Despite a disturbed night, I felt much livelier. I think my brain was starting to relax, and the effects of the anaesthetic were now all but worn off. I was thinking clearly, and excited about starting my recovery. I was visited by a nurse who wanted to remove my catheter. This was fine by me, as it was the last remaining shackle tethering me to the bed. I had to look away as the process was carried out, as I'm sure any man would. We are talking about a part of the anatomy reserved exclusively for outward movement, and whereas this was going to involve outward movement, it was that of a foreign object which looked far to big to be where it was. This is the one and only time I have had this misfortune of catheterisation, and removal of it was uncomfortable, but no worse.

This was it. My shackles were removed, and I now had the chance to test my feet out. I didn't particularly want to go anywhere, but I knew the time would come where I had to go to the loo, so it seemed as good a time as any. I had slept at the forty-five degrees I had been put at, and it took an unusual amount of effort to get myself up to ninety degrees. I sat for a moment as my body righted itself. I hadn't moved much for a while, so this took a little while as my blood re-distributed itself around my body. I swung my legs carefully round to my left, and they dangled over the edge of the bed. My legs hung heavy, and I weighed up their ability to take my weight after the ordeal of the previous day. What could possibly go wrong?! I had a bed to keel over onto, so took a leap of faith...well, in reality, more of a drop, and lowered my feet to the floor.

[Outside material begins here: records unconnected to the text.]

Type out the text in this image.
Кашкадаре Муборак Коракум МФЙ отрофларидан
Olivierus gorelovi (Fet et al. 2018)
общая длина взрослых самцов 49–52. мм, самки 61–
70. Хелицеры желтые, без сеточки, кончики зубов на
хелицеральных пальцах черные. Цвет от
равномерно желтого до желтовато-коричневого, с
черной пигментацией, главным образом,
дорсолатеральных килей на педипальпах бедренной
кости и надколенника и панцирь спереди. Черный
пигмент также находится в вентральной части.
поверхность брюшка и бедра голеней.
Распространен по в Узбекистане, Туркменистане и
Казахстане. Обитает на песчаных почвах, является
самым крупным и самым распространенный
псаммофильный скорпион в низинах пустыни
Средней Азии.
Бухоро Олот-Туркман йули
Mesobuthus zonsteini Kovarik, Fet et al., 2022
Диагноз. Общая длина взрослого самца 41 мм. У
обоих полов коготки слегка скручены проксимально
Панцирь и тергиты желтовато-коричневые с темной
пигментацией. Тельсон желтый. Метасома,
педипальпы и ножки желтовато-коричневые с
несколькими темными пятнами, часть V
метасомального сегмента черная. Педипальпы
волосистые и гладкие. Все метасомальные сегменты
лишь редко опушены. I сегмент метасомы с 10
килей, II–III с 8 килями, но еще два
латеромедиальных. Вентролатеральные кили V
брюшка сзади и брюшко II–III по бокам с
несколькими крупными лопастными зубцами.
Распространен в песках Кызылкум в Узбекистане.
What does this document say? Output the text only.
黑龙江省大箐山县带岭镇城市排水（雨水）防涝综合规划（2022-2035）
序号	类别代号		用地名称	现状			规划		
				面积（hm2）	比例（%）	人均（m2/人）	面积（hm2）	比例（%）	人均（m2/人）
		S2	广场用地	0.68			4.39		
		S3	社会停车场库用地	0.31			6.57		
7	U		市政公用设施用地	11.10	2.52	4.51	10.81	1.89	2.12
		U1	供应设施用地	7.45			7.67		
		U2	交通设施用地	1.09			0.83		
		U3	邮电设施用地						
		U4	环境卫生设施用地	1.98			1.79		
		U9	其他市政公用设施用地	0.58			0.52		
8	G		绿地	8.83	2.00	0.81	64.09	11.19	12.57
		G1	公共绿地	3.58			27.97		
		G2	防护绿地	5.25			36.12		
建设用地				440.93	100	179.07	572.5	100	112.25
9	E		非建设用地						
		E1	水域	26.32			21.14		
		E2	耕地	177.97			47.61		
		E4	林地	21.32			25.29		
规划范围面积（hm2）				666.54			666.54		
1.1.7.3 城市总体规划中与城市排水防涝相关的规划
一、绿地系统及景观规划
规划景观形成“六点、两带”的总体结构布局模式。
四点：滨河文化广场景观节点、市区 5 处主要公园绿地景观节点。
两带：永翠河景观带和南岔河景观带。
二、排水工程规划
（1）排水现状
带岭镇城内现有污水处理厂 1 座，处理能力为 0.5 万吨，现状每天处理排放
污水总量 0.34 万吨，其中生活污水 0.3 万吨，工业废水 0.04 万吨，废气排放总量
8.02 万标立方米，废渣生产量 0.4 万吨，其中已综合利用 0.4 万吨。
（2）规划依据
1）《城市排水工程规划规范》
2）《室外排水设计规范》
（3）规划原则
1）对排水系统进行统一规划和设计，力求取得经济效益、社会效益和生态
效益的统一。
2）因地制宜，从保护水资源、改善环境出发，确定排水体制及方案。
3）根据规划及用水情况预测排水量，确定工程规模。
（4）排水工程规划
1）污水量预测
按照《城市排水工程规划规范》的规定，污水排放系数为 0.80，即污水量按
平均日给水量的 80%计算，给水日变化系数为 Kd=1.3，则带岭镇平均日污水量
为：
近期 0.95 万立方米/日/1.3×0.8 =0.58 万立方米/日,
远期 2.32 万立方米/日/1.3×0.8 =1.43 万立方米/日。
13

After a moment of balancing, and another trying to decide if I'd had a foot transplant while in surgery, I was upright and unsupported. It felt good, but it was also a lot of effort. I sat my self down and smiled to myself. That was the first step on the comeback trail.

In the hours that followed, my objection to peeing into a cardboard bottle took over. As my mug of standard issue tea worked its way through my system, it was time to get on my feet again. I could see the toilet from where I was positioned in the ward, and was about twenty yards away. I pressed my buzzer to summon some assistance, and got back on my feet. I'd never experienced mobility issues before, but needed every ounce of assistance the nurse gave me to get to the toilet. She supported me by my arm, and walked with me -every tiny step. I assured her that I would be ok in the cubicle on my own, and she waited patiently for me to do the necessary. I emerged, and was helped back to my bed.

Having got back into bed, I quietly contemplated how much we take for granted. I'd never experienced the inability to walk unaided for twenty yards to use the toilet. My boundaries had always been self-imposed, or imposed by those in positions of authority. I contemplated how much worse this could have turned out, and for the first time, realised just how fortunate I was. I had escaped with my independence intact, I would just have to put some work in to get it back. I had never pondered my own fragility before, nor had I ever realised my own resilience or mental fortitude. My thoughts wandered, and the next question was, how long will it be before I can get out of here?